After the expulsion of Democratic state Reps. Justin Jones and Justin Pearson, progressive politicians and commentators raised the alarm that the Republican-dominated Tennessee legislature was attacking democracy. Some even called the body fascist. Even before the expulsions, the legislature took steps to criminalize outdoor protests, restrict gender-affirming care, outlaw drag shows, shrink Nashville’s Metro Council and restrict school curriculum.
The Scene reached out to a scholar on democracy to see what an expert on the topic makes of the situation. Nathan Kelly is a professor at the University of Tennessee-Knoxville who has studied how economic and racial inequalities affect U.S. democracy, and has also researched democracies in Latin America.
The following has been edited for length and clarity.
What’s your take on democracy in Tennessee?
[From a] purely academic standpoint, we probably wouldn’t classify Tennessee as a full democracy at this point. To have a fully representative democracy, you have to have real competition in order for there to be accountability. And in Tennessee … there’s very little real competition, in the sense that one party is very dominant and doesn’t have to worry about what might happen to them in the next election.
I would say, too, that one of the key principles of democracy is welcoming of dissent and welcoming of various viewpoints on contentious issues. I think the issue with the “Tennessee Three” fits right into this theme of a supermajority not being as interested as a pro-democracy party would be in listening to dissent.
We haven’t gotten to the point yet where there are strongly institutionalized restrictions on free speech. … The thing right now that’s closest to [that] is the divisive-concepts bills that have affected both higher education and K-12. I don’t think they quite fit into the category of a complete move on free speech, but it’s definitely in a more authoritarian direction than what you would hope to see in the context of a thriving democracy.
Is the situation in Tennessee unique?
Not completely. There are some states where democracy thrives more fully, but there are a number of states — and I don’t mean to be partisan — that are led by Republicans that are taking actions to decrease competition, to undermine voter rights, to gerrymander in ways so that their representation in legislative institutions … really outpaces the support that they truly have.
Does something like the state’s attempt to shrink the Metro Council fit into that trend of undermining competition?
Absolutely, it does. I think the biggest thing there is that it’s most likely to decrease representation for people of color … in that body. Simply stated, if you have bigger districts, it’s less likely for them to be majority-minority districts.
Activists and others are saying that Tennessee is looking like a fascist or undemocratic state. How much validity is there to some of that more alarmist language?
I think the other end of the spectrum from democracy is not necessarily fascism, it’s authoritarianism. And one of the things that we see from historical example after historical example is that when democracies die, it doesn’t happen in one big event. … Democracies die a slow death by 1,000 cuts. And so, while I think we do have to be careful with our rhetoric and we don’t want to be overly alarmist, at the same time, any move away from democracy is a move toward authoritarianism. And if one doesn’t raise the alarm on initial steps away from democracy, you pretty soon find yourself 20 or 30 steps closer to authoritarianism.

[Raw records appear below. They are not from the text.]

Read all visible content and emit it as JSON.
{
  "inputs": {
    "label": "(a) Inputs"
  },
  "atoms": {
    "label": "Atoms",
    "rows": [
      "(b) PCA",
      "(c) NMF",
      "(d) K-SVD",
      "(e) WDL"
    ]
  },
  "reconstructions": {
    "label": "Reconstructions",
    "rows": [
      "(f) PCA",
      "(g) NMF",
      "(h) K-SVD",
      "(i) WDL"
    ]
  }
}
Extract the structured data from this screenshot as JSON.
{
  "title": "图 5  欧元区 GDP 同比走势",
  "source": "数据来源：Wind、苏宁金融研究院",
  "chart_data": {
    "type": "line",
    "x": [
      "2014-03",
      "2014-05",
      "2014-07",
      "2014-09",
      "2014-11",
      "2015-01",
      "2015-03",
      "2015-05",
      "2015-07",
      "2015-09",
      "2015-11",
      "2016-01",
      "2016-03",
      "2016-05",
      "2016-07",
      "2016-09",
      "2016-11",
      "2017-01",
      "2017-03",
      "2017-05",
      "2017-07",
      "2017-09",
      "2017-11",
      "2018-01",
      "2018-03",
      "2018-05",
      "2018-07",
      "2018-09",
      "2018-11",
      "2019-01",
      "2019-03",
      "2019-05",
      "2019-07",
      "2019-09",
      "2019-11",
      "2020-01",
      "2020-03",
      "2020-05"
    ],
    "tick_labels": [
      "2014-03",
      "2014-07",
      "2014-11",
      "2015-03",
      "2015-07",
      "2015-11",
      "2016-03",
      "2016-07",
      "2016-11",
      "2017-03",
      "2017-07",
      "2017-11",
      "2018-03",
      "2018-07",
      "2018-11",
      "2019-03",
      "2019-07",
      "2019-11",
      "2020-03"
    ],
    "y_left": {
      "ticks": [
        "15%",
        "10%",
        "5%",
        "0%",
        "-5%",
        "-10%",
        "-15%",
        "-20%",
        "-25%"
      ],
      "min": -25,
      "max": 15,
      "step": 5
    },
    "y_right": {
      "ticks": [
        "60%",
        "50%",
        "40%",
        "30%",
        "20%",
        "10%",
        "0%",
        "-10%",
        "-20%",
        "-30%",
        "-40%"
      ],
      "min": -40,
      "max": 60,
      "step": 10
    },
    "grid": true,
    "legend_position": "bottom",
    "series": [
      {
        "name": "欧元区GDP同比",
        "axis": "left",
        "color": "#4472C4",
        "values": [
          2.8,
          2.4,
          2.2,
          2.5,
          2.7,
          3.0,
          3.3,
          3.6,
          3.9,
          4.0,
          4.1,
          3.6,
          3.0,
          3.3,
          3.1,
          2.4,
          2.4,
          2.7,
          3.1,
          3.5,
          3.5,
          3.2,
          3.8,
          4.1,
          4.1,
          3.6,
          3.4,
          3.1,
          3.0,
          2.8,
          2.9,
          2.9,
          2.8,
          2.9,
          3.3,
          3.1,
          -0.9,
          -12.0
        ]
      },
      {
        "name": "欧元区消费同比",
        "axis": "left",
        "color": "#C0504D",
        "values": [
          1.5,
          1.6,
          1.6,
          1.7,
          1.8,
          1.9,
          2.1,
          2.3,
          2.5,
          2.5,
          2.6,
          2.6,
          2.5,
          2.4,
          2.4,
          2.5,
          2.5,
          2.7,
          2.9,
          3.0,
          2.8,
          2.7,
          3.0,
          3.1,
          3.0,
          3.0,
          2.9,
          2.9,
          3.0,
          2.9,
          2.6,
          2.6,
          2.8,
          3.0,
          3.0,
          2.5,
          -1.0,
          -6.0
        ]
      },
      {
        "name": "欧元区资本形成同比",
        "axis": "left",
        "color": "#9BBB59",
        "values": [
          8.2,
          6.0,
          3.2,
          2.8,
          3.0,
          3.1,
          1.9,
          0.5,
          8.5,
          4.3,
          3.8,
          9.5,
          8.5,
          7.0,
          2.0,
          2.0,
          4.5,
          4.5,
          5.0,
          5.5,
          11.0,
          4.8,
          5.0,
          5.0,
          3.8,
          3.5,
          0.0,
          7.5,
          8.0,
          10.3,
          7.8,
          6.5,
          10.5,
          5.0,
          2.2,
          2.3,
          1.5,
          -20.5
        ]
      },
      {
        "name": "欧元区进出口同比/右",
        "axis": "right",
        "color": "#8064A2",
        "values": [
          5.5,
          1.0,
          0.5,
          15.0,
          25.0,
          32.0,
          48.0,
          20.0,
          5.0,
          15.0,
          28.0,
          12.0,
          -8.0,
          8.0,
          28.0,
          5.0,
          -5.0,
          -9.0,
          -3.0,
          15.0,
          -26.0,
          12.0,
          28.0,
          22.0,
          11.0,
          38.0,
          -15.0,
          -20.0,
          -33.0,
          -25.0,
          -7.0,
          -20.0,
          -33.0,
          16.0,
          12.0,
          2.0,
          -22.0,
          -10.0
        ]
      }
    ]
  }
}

You’ve also done some scholarship on democracy in Latin America. How are those studies applicable when it comes to monitoring democracy at home, even on the state level?
The similarities are relatively subtle at this point. Peru is a place where you’ve had years and years of particular minoritized groups being not fully included [in] the governing process — those being Indigenous people. We’ve had an exclusionary democracy for a long time in the United States, too. … Black Americans, in particular, have not really been fully incorporated into U.S. democracy, except for maybe very brief periods of time.
I lived in Venezuela as Hugo Chavez was in the middle of his reign. Obviously, Chavez was more on the left wing, but it’s authoritarianism — no matter what the ideological stripe is — when you are taking specific actions to prevent your opposition from having a voice. … It was like democracy itself became a partisan issue. And I see that happening in the U.S. too, where democracy itself has become, to some extent, a partisan issue.
And when the parties are fighting about democracy, not just policy disputes within a democratic system, you’re in a very precarious place. And that’s where we’re at right now in the United States.